Employees can run a numbers of reports and "what-if" scenarios, based on their level of expertise, to determine, for instance, where a new bus route might be needed, where cutbacks on service because of a lack of usage might make sense, or whether there are too many or not enough buses serving a particular route, Kowalski said.

The Metropolitan Atlanta Rapid Transit Authority (MARTA) has been using UTA's services and SPSS software for more than 10 years to conduct a variety of analyses to assess route productivity on more than 130 bus routes with a daily ridership of 500,000 people, according to Tonya Saxon, transit system planning analyst with the authority. She said MARTA uses the software to generate trip reports to respond to overcrowding complaints and to evaluate ridership at the "stop-level to identify underutilized stops for MARTA's Bus Stop Re-Spacing and Consolidation Project, which will work to reposition and consolidate many bus stops in the system."

Before using UTA and SPSS, MARTA conducted similar analyses manually, Saxon said. "Manual data [collection and analysis] had limitations and was not as effective for use in conducting geo-coding (stop location) and route segment analyses," she said in an email interview. "The reports allow us to assess infrastructure utilization, trip productivity, route segment productivity, and route productivity."

Each transit authority has different levels of user expertise, however, and Kowalski said SPSS, which is in the process of being acquired by IBM, gives him the flexibility to add or remove features and analysis tools to meet end-user capabilities.

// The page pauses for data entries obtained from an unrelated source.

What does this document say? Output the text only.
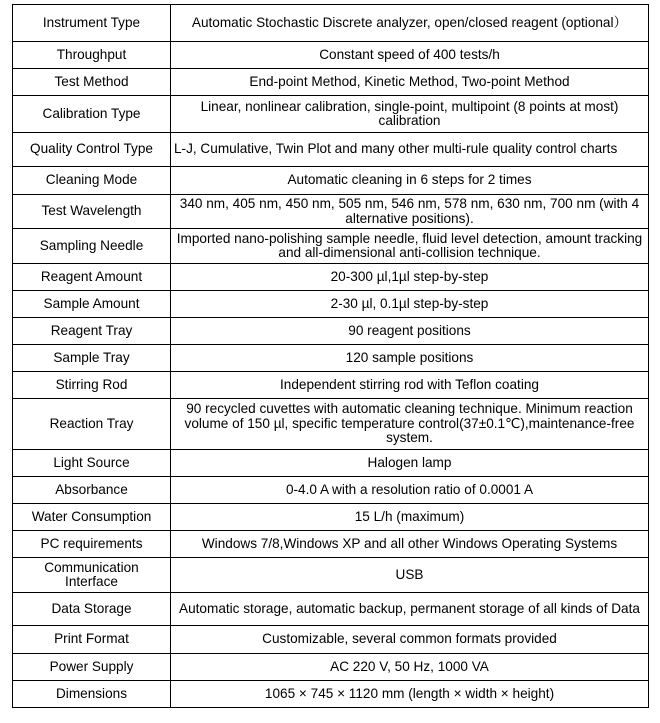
Instrument Type	Automatic Stochastic Discrete analyzer, open/closed reagent (optional）
Throughput	Constant speed of 400 tests/h
Test Method	End-point Method, Kinetic Method, Two-point Method
Calibration Type	Linear, nonlinear calibration, single-point, multipoint (8 points at most) calibration
Quality Control Type	L-J, Cumulative, Twin Plot and many other multi-rule quality control charts
Cleaning Mode	Automatic cleaning in 6 steps for 2 times
Test Wavelength	340 nm, 405 nm, 450 nm, 505 nm, 546 nm, 578 nm, 630 nm, 700 nm (with 4 alternative positions).
Sampling Needle	Imported nano-polishing sample needle, fluid level detection, amount tracking and all-dimensional anti-collision technique.
Reagent Amount	20-300 µl,1µl step-by-step
Sample Amount	2-30 µl, 0.1µl step-by-step
Reagent Tray	90 reagent positions
Sample Tray	120 sample positions
Stirring Rod	Independent stirring rod with Teflon coating
Reaction Tray	90 recycled cuvettes with automatic cleaning technique. Minimum reaction volume of 150 µl, specific temperature control(37±0.1℃),maintenance-free system.
Light Source	Halogen lamp
Absorbance	0-4.0 A with a resolution ratio of 0.0001 A
Water Consumption	15 L/h (maximum)
PC requirements	Windows 7/8,Windows XP and all other Windows Operating Systems
Communication Interface	USB
Data Storage	Automatic storage, automatic backup, permanent storage of all kinds of Data
Print Format	Customizable, several common formats provided
Power Supply	AC 220 V, 50 Hz, 1000 VA
Dimensions	1065 × 745 × 1120 mm (length × width × height)
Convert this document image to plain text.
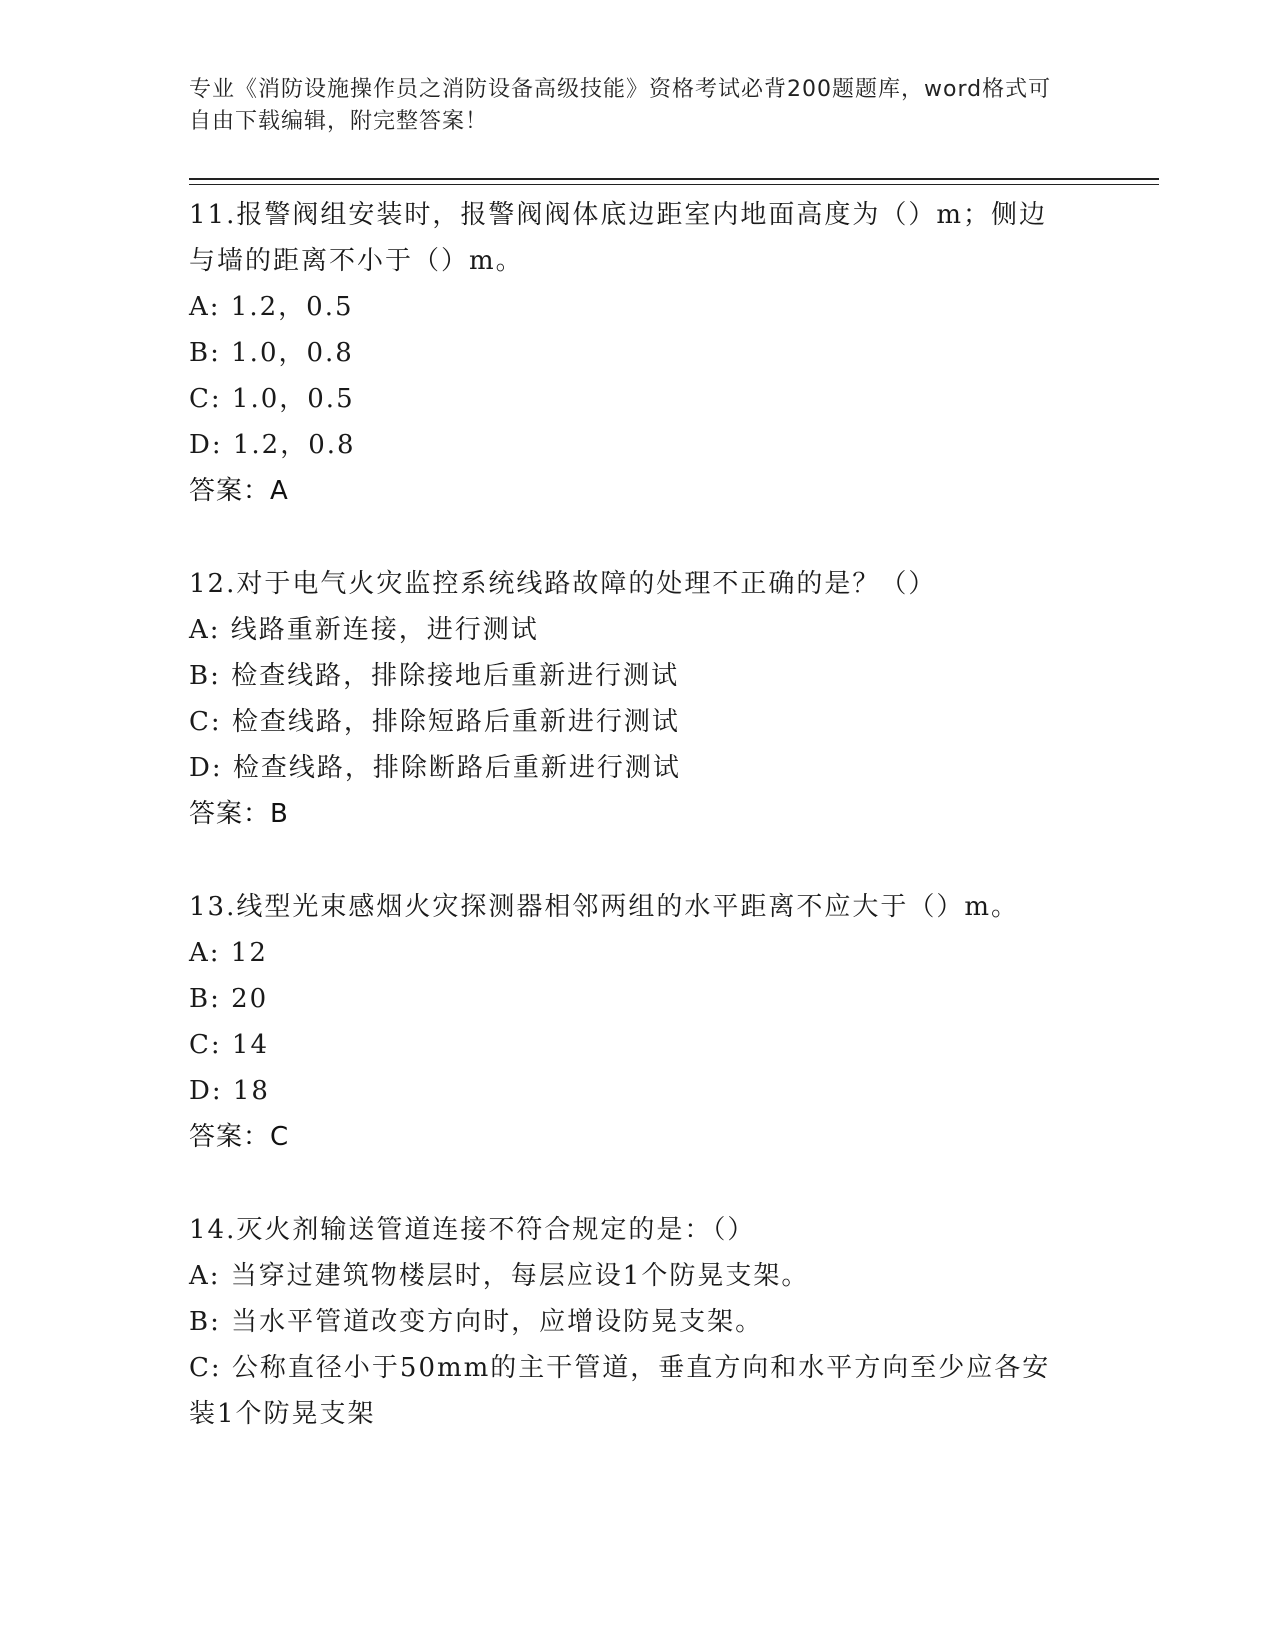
专业《消防设施操作员之消防设备高级技能》资格考试必背200题题库，word格式可自由下载编辑，附完整答案！
11.报警阀组安装时，报警阀阀体底边距室内地面高度为（）m；侧边与墙的距离不小于（）m。
A: 1.2，0.5
B: 1.0，0.8
C: 1.0，0.5
D: 1.2，0.8
答案：A
12.对于电气火灾监控系统线路故障的处理不正确的是？（）
A: 线路重新连接，进行测试
B: 检查线路，排除接地后重新进行测试
C: 检查线路，排除短路后重新进行测试
D: 检查线路，排除断路后重新进行测试
答案：B
13.线型光束感烟火灾探测器相邻两组的水平距离不应大于（）m。
A: 12
B: 20
C: 14
D: 18
答案：C
14.灭火剂输送管道连接不符合规定的是：（）
A: 当穿过建筑物楼层时，每层应设1个防晃支架。
B: 当水平管道改变方向时，应增设防晃支架。
C: 公称直径小于50mm的主干管道，垂直方向和水平方向至少应各安装1个防晃支架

At the MBTA in Boston, for example, workers from the Massachusetts Institute of Technology's transportation department assist with some of the ridership analysis. At MARTA, each department has at least one staff member trained on the software that runs script-based reports and taps UTA for assistance as needed, according to Saxon.

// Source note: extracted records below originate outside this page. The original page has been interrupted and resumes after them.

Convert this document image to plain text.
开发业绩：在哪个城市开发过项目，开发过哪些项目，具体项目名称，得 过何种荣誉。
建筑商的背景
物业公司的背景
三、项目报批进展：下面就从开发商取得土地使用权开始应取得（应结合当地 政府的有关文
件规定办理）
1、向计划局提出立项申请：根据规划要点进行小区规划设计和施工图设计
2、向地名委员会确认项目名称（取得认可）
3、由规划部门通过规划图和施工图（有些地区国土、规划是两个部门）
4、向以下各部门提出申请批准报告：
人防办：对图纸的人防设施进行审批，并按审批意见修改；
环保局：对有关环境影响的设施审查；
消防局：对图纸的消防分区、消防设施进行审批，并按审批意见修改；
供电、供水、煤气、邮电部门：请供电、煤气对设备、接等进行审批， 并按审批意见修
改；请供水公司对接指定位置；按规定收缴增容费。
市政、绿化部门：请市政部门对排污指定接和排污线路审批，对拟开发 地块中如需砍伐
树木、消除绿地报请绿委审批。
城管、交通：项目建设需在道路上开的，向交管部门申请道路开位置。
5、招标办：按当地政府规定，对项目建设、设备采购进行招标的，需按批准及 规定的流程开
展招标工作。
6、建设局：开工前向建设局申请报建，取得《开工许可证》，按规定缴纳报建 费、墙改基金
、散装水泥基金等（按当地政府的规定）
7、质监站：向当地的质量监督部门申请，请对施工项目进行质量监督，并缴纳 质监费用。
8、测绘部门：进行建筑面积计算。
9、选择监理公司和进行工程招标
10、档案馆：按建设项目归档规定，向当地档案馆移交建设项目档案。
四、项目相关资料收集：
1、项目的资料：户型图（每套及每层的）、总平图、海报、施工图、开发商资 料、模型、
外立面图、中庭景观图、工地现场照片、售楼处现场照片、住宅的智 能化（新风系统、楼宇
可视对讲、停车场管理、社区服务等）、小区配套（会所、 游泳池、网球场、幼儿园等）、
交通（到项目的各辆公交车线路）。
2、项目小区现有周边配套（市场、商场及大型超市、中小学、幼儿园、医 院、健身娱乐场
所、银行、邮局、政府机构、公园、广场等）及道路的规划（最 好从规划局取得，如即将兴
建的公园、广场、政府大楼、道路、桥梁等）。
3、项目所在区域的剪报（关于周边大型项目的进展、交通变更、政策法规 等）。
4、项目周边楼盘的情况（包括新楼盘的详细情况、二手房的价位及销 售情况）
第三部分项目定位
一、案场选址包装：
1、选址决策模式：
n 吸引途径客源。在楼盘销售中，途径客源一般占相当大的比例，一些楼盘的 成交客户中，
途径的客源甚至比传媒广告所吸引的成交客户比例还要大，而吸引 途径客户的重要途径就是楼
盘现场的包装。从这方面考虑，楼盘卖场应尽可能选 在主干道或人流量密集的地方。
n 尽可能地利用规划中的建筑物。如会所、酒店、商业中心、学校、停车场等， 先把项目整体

"There is a large range of analytic capabilities in the marketplace," Kowalski said, but transit authorities are increasingly hiring business analysts to take better advantage of the ridership data collected.

Despite recent budget cuts that some transit authorities have endured, Kowalski expects -- thanks to an influx of federal stimulus dollars -- more transit authorities to invest in analytic capabilities to improve operations and ultimately drive ridership even higher.

He also said volatile gas prices and pressure from the government and the public for more environmentally friendly transportation options are likely to further increase public transit ridership and, hopefully for UTA and SPSS, demand for better analytics to measure and respond to it.